Hooray for Boobs!

Monday, July 20, 2009 at Monday, July 20, 2009
Since the 1930’s it has been accepted that breast milk is better than formula. Recently there has been an increased focus on the cognitive development of breast fed versus formula fed infants. Now I must start off by saying that this post is not meant to insult any woman that uses formula. Breastfeeding is my personal choice, but for various reasons is not feasible for everyone. I would also like to mention a huge caveat with this type of research…you cannot possibly account for all of the influences that determine IQ and cognitive development. However, the paper I am presenting did a fabulous job of taking 20 studies of breast fed and formula fed infants, tested on a variety of cognitive tasks, over an extended period of time, and has developed a convincing argument for why breast milk is better than formula for cognitive development.

Here are the benefits presented for breast fed infants:
1) ~ 3 points higher on IQ tests compared to formula fed
2) better academic achievement
3) better job performance (later in age)
4) lower delinquency rates
5) better performance on visual acuity tests
6) may have earlier acquisition of motor skills
7) fewer emotional/behavioral problems
8) fewer minor neurological problems later in life

The greatest beneficiaries of breast milk appear to be low birth weight babies. Normal birth weight babies score ~3 points higher on IQ tests compared to formula fed babies. Low birth weight babies scored 5.16 points higher.

So why all of the improvements for boob fed babies? Well, the basic credence accepted in this research is that breast milk contains 2 very important characters: arachadonic acid, aka omega-6 (AA) and decosahexanoic acid, aka omega-3 (DHA). DHA and AA are long-chain polyunsaturated fatty acids (LCPs). “DHA is essential for retinal and nervous system development. AA is necessary for growth and ecosanoid synthesis (regulators of homeostasis and response to injury).
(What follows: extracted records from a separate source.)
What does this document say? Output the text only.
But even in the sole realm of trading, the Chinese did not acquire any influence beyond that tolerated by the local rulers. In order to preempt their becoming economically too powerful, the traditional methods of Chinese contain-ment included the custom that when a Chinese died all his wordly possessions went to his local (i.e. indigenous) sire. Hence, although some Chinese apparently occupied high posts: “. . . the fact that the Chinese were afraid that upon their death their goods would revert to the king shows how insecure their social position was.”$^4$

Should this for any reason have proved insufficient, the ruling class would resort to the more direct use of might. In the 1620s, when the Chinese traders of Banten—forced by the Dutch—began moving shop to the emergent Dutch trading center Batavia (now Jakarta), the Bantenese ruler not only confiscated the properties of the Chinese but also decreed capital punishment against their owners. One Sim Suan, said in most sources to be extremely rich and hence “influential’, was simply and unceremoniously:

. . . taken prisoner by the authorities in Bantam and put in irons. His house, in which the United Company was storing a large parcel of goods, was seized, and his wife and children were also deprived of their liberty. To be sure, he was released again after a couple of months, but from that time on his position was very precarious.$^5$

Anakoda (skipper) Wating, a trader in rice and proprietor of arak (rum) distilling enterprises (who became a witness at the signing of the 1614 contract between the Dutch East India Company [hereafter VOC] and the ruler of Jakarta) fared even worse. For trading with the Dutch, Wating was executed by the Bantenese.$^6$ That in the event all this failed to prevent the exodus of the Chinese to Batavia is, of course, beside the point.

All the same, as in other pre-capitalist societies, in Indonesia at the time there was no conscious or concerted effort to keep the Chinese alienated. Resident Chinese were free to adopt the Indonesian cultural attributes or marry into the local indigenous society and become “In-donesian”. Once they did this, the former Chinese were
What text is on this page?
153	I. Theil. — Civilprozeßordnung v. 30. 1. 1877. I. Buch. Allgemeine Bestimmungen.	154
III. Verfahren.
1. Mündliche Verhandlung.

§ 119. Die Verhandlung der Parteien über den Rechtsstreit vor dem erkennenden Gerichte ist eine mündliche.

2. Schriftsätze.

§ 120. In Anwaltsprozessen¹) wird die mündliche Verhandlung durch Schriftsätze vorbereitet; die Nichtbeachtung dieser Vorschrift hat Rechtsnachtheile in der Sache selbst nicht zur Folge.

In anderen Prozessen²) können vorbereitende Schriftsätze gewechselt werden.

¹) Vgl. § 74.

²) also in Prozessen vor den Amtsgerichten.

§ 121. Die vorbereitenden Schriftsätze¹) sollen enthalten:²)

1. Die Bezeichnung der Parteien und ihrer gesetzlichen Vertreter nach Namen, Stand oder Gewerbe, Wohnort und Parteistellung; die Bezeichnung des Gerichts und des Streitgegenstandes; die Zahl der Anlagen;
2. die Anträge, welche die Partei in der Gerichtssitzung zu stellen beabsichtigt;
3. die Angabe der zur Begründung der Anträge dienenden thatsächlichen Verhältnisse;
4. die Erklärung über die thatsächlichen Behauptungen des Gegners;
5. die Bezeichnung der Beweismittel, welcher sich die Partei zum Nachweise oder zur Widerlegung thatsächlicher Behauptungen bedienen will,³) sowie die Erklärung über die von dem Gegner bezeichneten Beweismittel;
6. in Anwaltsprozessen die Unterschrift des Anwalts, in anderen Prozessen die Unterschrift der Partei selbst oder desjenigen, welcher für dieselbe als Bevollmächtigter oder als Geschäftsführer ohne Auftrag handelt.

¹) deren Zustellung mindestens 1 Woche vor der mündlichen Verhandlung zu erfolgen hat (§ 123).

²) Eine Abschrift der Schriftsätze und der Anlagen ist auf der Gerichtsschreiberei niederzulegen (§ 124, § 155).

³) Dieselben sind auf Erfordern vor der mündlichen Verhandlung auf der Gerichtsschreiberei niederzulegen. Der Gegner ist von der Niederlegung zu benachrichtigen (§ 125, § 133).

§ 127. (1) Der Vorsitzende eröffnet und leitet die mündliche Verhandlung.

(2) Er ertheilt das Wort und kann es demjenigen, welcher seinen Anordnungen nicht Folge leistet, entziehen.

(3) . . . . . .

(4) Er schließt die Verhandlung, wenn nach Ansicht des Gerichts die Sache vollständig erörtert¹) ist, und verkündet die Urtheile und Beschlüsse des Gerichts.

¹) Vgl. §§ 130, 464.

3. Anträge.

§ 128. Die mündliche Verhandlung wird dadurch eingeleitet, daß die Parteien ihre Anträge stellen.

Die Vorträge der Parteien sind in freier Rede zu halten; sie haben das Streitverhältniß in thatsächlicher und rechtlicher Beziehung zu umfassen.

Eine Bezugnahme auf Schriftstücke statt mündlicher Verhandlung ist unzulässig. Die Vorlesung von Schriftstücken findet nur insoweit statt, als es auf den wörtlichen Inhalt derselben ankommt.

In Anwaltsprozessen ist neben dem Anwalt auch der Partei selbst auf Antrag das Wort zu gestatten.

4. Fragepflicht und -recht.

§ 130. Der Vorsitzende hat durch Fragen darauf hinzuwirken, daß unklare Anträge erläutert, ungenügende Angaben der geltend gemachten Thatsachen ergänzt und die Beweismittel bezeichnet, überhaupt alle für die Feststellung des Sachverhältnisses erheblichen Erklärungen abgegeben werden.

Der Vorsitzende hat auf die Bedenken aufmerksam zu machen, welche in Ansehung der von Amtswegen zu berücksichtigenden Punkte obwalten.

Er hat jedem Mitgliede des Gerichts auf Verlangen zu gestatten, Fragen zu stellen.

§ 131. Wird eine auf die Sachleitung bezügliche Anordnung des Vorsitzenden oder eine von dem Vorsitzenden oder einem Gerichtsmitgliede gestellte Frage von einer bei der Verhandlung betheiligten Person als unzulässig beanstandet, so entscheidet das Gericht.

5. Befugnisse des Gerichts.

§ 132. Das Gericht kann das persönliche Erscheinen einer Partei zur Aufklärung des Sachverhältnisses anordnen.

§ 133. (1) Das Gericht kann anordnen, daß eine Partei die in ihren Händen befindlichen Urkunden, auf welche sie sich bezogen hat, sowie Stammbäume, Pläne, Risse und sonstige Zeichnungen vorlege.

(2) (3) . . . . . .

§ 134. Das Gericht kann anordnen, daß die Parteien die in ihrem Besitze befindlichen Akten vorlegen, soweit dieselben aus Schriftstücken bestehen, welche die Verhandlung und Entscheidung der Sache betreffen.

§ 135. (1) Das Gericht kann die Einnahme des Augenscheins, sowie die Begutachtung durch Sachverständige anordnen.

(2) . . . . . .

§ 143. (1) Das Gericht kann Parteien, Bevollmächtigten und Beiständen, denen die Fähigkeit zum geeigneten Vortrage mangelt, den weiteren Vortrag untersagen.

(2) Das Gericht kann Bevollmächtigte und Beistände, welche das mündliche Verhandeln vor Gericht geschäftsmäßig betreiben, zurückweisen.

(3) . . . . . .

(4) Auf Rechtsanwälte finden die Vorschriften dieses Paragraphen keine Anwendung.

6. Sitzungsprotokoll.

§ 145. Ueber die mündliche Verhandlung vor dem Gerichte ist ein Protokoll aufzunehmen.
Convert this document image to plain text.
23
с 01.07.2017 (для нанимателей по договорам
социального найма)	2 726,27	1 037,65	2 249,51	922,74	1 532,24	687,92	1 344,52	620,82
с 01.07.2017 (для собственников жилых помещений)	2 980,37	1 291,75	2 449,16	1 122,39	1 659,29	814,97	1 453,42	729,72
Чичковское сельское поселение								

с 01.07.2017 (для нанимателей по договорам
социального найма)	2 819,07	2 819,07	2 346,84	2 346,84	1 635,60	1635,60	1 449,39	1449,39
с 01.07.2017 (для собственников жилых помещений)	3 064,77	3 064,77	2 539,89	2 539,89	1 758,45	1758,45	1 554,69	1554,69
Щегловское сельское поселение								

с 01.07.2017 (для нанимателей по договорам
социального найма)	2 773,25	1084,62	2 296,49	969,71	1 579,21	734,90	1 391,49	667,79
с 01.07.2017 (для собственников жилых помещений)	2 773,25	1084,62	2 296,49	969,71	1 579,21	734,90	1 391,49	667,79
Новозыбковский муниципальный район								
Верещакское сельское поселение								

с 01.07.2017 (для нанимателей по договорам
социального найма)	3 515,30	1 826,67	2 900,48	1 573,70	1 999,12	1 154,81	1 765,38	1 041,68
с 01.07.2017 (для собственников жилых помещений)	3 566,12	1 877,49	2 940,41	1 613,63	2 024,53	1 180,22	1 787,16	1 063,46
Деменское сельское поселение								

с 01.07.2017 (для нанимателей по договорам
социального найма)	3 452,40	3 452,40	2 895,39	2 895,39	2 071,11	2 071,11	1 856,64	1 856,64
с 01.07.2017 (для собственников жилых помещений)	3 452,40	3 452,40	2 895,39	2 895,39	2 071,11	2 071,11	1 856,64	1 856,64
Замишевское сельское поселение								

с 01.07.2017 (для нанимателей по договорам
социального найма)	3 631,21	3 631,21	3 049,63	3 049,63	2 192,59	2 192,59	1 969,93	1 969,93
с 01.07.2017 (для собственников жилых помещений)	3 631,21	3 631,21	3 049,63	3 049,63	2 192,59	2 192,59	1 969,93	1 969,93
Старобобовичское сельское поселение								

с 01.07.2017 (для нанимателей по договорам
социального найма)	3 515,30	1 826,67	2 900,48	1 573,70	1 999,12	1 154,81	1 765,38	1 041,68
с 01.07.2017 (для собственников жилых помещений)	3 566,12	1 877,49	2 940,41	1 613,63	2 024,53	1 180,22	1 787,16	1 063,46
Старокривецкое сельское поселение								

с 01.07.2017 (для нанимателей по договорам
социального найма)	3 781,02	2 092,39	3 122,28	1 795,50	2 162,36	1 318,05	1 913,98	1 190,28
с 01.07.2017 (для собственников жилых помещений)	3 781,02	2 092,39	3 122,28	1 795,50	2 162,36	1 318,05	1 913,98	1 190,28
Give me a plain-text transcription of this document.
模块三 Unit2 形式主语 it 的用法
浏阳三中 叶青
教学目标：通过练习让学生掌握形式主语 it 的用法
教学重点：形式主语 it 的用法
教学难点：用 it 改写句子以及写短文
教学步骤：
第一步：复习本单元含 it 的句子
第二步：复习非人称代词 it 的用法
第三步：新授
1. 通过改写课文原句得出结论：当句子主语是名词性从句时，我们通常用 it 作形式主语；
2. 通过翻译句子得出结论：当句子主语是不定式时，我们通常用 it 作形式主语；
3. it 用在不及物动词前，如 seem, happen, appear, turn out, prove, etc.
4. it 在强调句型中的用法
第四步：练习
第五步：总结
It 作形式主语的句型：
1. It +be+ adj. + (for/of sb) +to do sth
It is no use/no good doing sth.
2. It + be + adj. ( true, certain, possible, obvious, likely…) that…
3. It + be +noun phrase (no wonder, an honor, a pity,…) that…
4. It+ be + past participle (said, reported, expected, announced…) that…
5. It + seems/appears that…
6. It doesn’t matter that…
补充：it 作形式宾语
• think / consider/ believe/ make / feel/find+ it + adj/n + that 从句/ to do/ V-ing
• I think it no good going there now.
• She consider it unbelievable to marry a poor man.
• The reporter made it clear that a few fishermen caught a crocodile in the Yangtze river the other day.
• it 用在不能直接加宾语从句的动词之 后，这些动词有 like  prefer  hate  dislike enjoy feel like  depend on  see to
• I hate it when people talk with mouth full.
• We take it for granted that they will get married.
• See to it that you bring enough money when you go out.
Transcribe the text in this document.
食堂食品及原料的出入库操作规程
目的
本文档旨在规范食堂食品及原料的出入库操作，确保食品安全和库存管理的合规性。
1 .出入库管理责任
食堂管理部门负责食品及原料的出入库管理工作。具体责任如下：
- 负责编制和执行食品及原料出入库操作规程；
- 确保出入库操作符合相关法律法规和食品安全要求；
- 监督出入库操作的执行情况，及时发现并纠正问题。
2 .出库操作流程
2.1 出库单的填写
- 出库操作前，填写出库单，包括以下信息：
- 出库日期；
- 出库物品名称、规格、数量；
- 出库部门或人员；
Both LCPs are important constituents of neuronal membranes and blood vessels in the brain” (http://www.infactcanada.ca/fatty_acids_in_infant_developmen.htm)

So now that companies are now adding DHA/AA to formula (and pretty much everything else in baby food), it will be interesting to see if this offsets the benefit of boobs! The truth is, when it comes to most essential oils, fatty acids, proteins, vitamins, etc. the best place to get what you need is from the food itself. Vitamins will never give you the same benefit of a well balance, healthy meal. But now that they are adding DHA/AA to so many products, like milk, and to infant food products, maybe formula fed babies will reap the benefits?

Breast-feeding and cognitive development: a meta-analysis.Anderson JW, Johnstone BM, Remley DT. Am J Clin Nutr. 1999 Oct;70(4):525-35


  1. Hanna Says:

    I hope I can breast feed. I definitely have heard its better for a child's development.

  2. Brian Says:

    The title of that blog is so misleading.